The recent revelations were made to Bloomberg Politics by three people with direct knowledge of the US investigation. The details released to Bloomberg come on the heels of the report leaked by Reality Winner, a contract employee of the NSA. The classified NSA report revealed that Russian hackers traced to the GRU, Russian military intelligence, had targeted US companies that provide software for voting machines.
The Bloomberg report states that the hackers tried to alter or delete voter registration data in Illinois in addition to the “spear phishing” attacks that compromised the emails at the Democratic National Committee and the Clinton campaign. Russian hackers were trying to take over the computers of 122 election officials shortly before the election.
The sources report that Illinois was considered “Patient Zero” for the investigation. The state gave federal investigators almost full access to its election computer systems. Unauthorized access to systems at the state board of elections was detected as early as July 2016 and as many as 90,000 voter records in the state database were compromised with personal information on voters such as names, Social Security numbers, driver’s licenses, birth dates and gender.
The sophistication and sheer number of the attacks prompted the Obama Administration to complain directly to the Kremlin via the hotline between Washington and Moscow. In October, the US reportedly used a back channel to provide evidence of Russian complicity to the Kremlin and threatened that continued hacking could lead to an expanded conflict. The hacking continued up to the election.
Russian President Vladimir Putin has denied any involvement by the Russian government in the cyberattacks. Earlier this month, Putin suggested that the hacking might have been carried out by “patriotic hackers” not connected to the Russian government.
During the election, the federal government did not have jurisdiction over state election systems. Some states cooperated with federal counterintelligence operations, but others did not. Jeh Johnson, Secretary of Homeland Security under President Obama, proposed in August 2016 that election systems be considered a critical national infrastructure, which would give the federal government more latitude in protecting state systems from cyberattacks. Ultimately, partisan disagreements meant that the designation was not made until January 2017.

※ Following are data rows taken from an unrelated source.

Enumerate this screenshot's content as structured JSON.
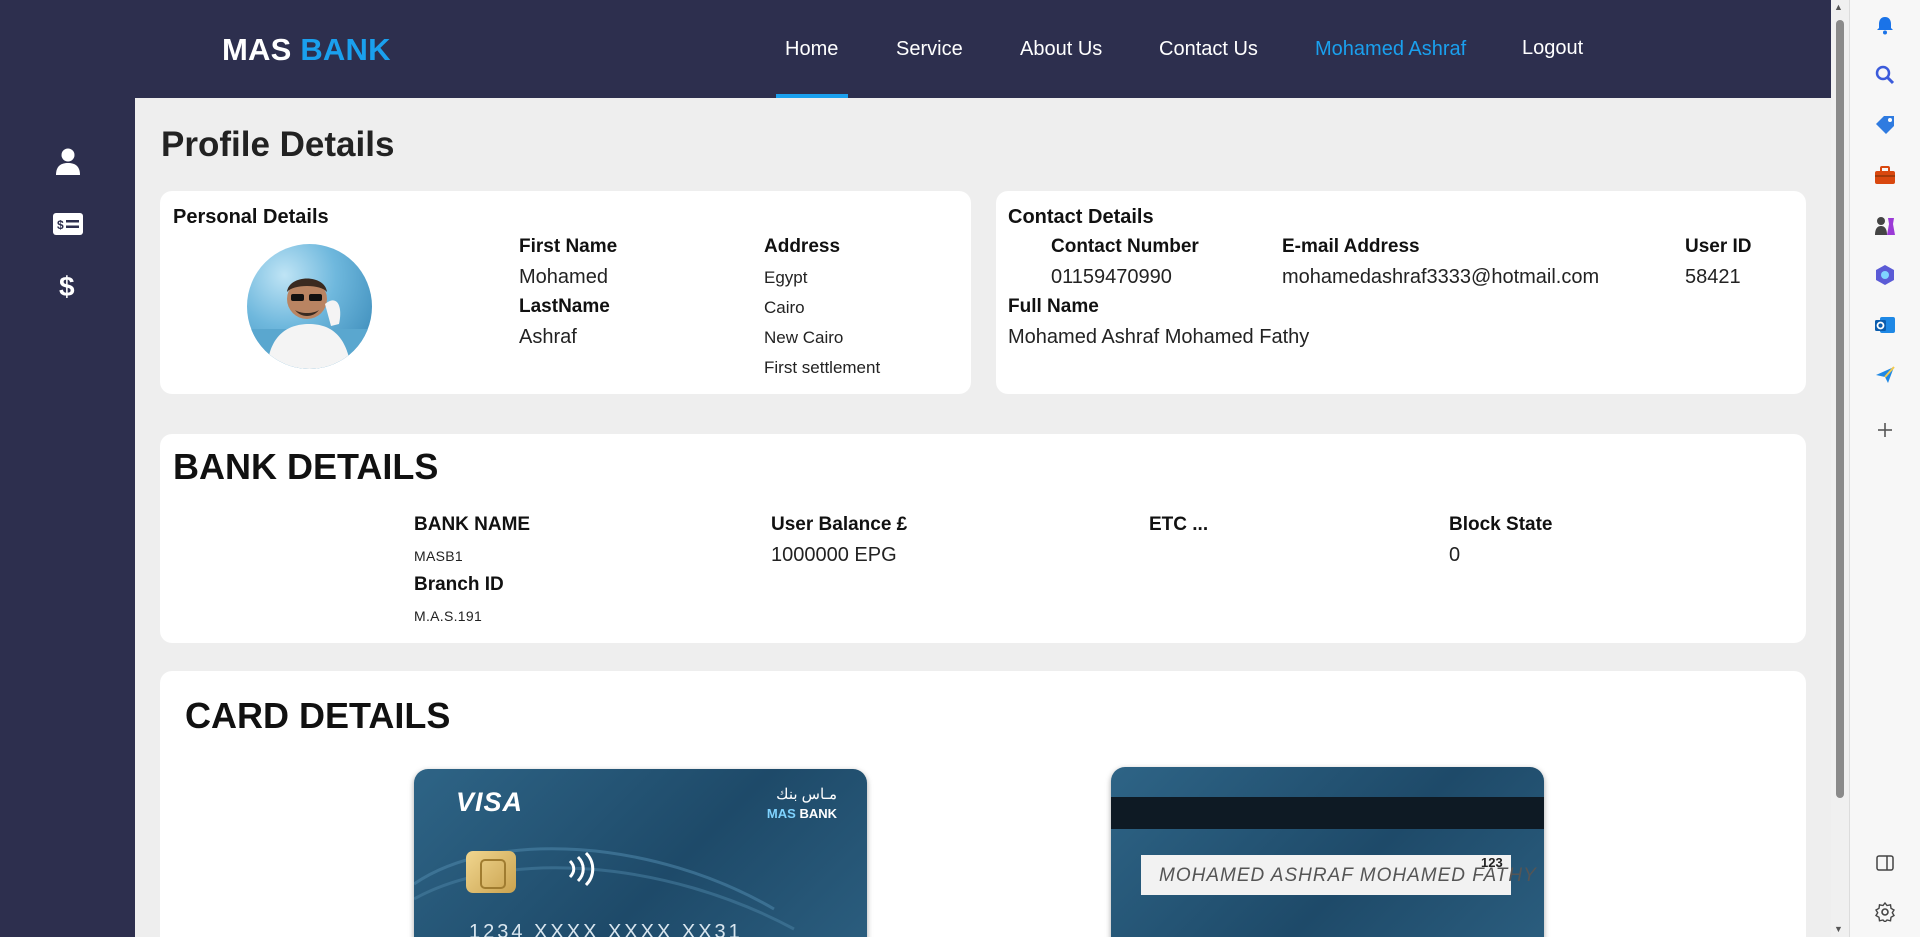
{
  "brand": {
    "prefix": "MAS",
    "accent": "BANK"
  },
  "nav": {
    "home": "Home",
    "service": "Service",
    "about": "About Us",
    "contact": "Contact Us",
    "user": "Mohamed Ashraf",
    "logout": "Logout"
  },
  "sidebar": {
    "icons": [
      "user-icon",
      "id-card-icon",
      "dollar-icon"
    ]
  },
  "page_title": "Profile Details",
  "personal": {
    "title": "Personal Details",
    "first_name_label": "First Name",
    "first_name": "Mohamed",
    "last_name_label": "LastName",
    "last_name": "Ashraf",
    "address_label": "Address",
    "address_lines": [
      "Egypt",
      "Cairo",
      "New Cairo",
      "First settlement"
    ]
  },
  "contact": {
    "title": "Contact Details",
    "phone_label": "Contact Number",
    "phone": "01159470990",
    "email_label": "E-mail Address",
    "email": "mohamedashraf3333@hotmail.com",
    "userid_label": "User ID",
    "userid": "58421",
    "fullname_label": "Full Name",
    "fullname": "Mohamed Ashraf Mohamed Fathy"
  },
  "bank": {
    "title": "BANK DETAILS",
    "bank_name_label": "BANK NAME",
    "bank_name": "MASB1",
    "branch_label": "Branch ID",
    "branch": "M.A.S.191",
    "balance_label": "User Balance £",
    "balance": "1000000 EPG",
    "etc_label": "ETC ...",
    "block_label": "Block State",
    "block": "0"
  },
  "cards": {
    "title": "CARD DETAILS",
    "front": {
      "network": "VISA",
      "bank_ar": "مـاس بنك",
      "bank_en_prefix": "MAS",
      "bank_en_accent": "BANK",
      "number": "1234  XXXX  XXXX  XX31"
    },
    "back": {
      "signature": "MOHAMED ASHRAF MOHAMED FATHY",
      "cvv": "123"
    }
  },
  "colors": {
    "nav_bg": "#2d2f4e",
    "accent": "#1aa0ee",
    "page_bg": "#eeeeee"
  }
}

There were hints of the Russian hacking revealed prior to the election, but Bloomberg reports that the Obama Administration kept the full scope of the attacks from the public. The government feared that the full truth would undermine public confidence in the election.
The claims of Russian hacking have become a source of amusement for many conservatives, but the recent revelations show the frightening extent of Russian interference in a core function of American democracy. So far there is no evidence that Russians were able to manipulate votes or voter rolls, but it was not for lack of trying.
And it probably isn’t over. Former FBI Director James Comey warned the Senate Intelligence Committee in his testimony, “They’re coming after America. They will be back.”